«Eviter de creuser une dette écologique»

«Eviter de creuser une dette écologique»
Alain Dewez

Le 2 juillet 2018 sur le coup de 21h15, avec un score de 0-2 pour le Japon, plus personne ne donnait la moindre chance de qualification pour les quarts de finale de la Coupe du monde à nos diables rouges. Et là, au pied du mur, les bonnes décisions ont été prises par le coach jusqu’à cette fameuse 94e minute et la relance à la main de Thibaut Courtois qui a initié une remontée foudroyante de terrain et a fait chavirer dans la liesse tout un pays.
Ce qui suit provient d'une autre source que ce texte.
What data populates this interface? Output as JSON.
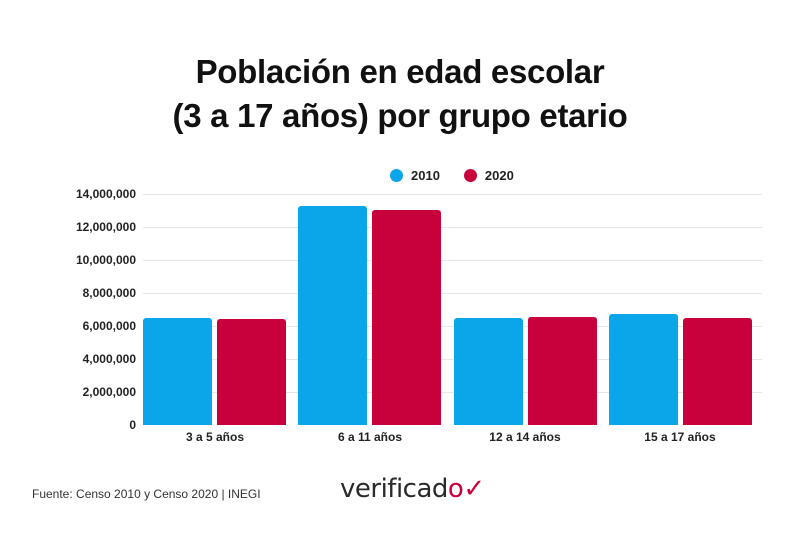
{
  "title_line1": "Población en edad escolar",
  "title_line2": "(3 a 17 años) por grupo etario",
  "legend": [
    {
      "label": "2010",
      "color": "#0ba5e9"
    },
    {
      "label": "2020",
      "color": "#c8003c"
    }
  ],
  "y_ticks": [
    "14,000,000",
    "12,000,000",
    "10,000,000",
    "8,000,000",
    "6,000,000",
    "4,000,000",
    "2,000,000",
    "0"
  ],
  "categories": [
    "3 a 5 años",
    "6 a 11 años",
    "12 a 14 años",
    "15 a 17 años"
  ],
  "source": "Fuente: Censo 2010 y Censo 2020 | INEGI",
  "logo": {
    "text": "verificad",
    "mark": "o✓"
  },
  "chart_data": {
    "type": "bar",
    "title": "Población en edad escolar (3 a 17 años) por grupo etario",
    "xlabel": "",
    "ylabel": "",
    "categories": [
      "3 a 5 años",
      "6 a 11 años",
      "12 a 14 años",
      "15 a 17 años"
    ],
    "series": [
      {
        "name": "2010",
        "color": "#0ba5e9",
        "values": [
          6500000,
          13300000,
          6500000,
          6700000
        ]
      },
      {
        "name": "2020",
        "color": "#c8003c",
        "values": [
          6400000,
          13000000,
          6550000,
          6500000
        ]
      }
    ],
    "ylim": [
      0,
      14000000
    ],
    "y_ticks": [
      0,
      2000000,
      4000000,
      6000000,
      8000000,
      10000000,
      12000000,
      14000000
    ],
    "grid": true,
    "legend_position": "top"
  }
}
Depuis cette soirée de folie, une relance efficace a souvent été comparée à cette phase de jeu… et pourtant notre société est amenée à faire face à différentes crises aux conséquences parfois catastrophiques suivies de périodes de relance à bien négocier.

La crise sanitaire actuelle a démontré l’importance d’évoluer vers une société plus résiliente, plus juste, tout en préservant notre capital environnemental. Il importe de quantifier la performance d’une économie par la mesure selon laquelle nos besoins réels sont satisfaits sans dépasser le plafond écologique de notre planète. La circularité de l’économie, l’économie de la vie, c’est tout le contraire de ce que certains aveugles et/ou sourds appellent la décroissance. Bien au contraire, c’est éviter de creuser une dette écologique et de la laisser lâchement aux générations futures.

Attirer vers des solutions énergétiques durables

Il est ainsi primordial de mettre en place une stratégie de relocalisation de notre économie pour des besoins essentiels via des investissements contribuant durablement à l’économie locale, régionale et européenne.

Un juste équilibre doit être trouvé entre les mesures incitatives et la mise en place de normes sociales, environnementales et sanitaires au niveau européen, évitant l’application aveugle de ce que d’aucuns appellent la théorie des avantages comparatifs aboutissant par exemple à une concurrence sociale, fiscale, sanitaire, environnementale trop souvent destructrice entre les Etats. L’économie de marché ne peut en effet fonctionner sans un certain nombre de garde-fous protégeant contre différentes pratiques abusives, néfastes à l’environnement, à la durabilité de notre économie et à la Vie tout court.

Mobilisation de l’épargne

Afin de favoriser la transition énergétique, il est nécessaire de prendre les mesures visant à réorienter massivement les investissements et l’épargne vers des solutions énergétiques durables.

Une meilleure mobilisation de l’épargne accumulée par les citoyens belges sur leurs livrets d’épargne (300 milliards d’euros) devrait être envisagée et pourrait ainsi générer ce qu’il est convenu d’appeler de la « bonne dette » contribuant durablement à la création de valeur dans notre pays en évitant de transférer un insupportable héritage climatique aux générations futures.

Les pouvoirs publics peuvent stimuler les épargnants à investir davantage en Belgique, dans les secteurs durables et générateurs d’emplois locaux liés à la transition énergétique, en prenant les mesures utiles permettant d’améliorer l’attractivité de ce type d’investissements.

Vers un tax shift environnemental efficace

L’attractivité des investissements dans les secteurs et les activités les moins intensifs en carbone doit aussi être améliorée par la mise en œuvre d’un shift fiscal environnemental devant passer par la suppression des subventions accordées aux énergies fossiles, en réduisant au moins à due concurrence d’autres prélèvements (TVA sur les équipements et combustibles durables, réductions d’impôts conditionnelles sur les revenus générés…) liés aux investissements, services et achats courants dans l’utilisation rationnelle de l’énergie et les sources d’énergie renouvelable. A titre d’exemple, une majoration progressive des accises sur les énergies fossiles, en fonction de leurs émissions de CO2, pourrait être compensée par une forme d’allocation universelle de transition au profit des ménages et/ou par une diminution modulable des charges patronales des entreprises.

Pour se qualifier dans le groupe des pays européens progressistes et volontaristes en la matière, il est urgent et impérieux que la Belgique s’accorde sur une stratégie énergétique globale permettant d’offrir le cadre d’investissement le plus stable et clair possible pour les investisseurs dans la transition énergétique et ainsi tendre très rapidement vers un système énergétique durable, décarboné, flexible, décentralisé et basé (quasi) exclusivement sur des sources énergétiques renouvelables. Une telle stratégie aura un effet structurant sur tous les acteurs économiques et les ménages. Peu importe que cette relance « à la Thibaut » s’effectue via l’aile gauche, l’aile droite ou le centre !

*Fédération des entreprises développant des produits et services tournés vers la transition énergétique.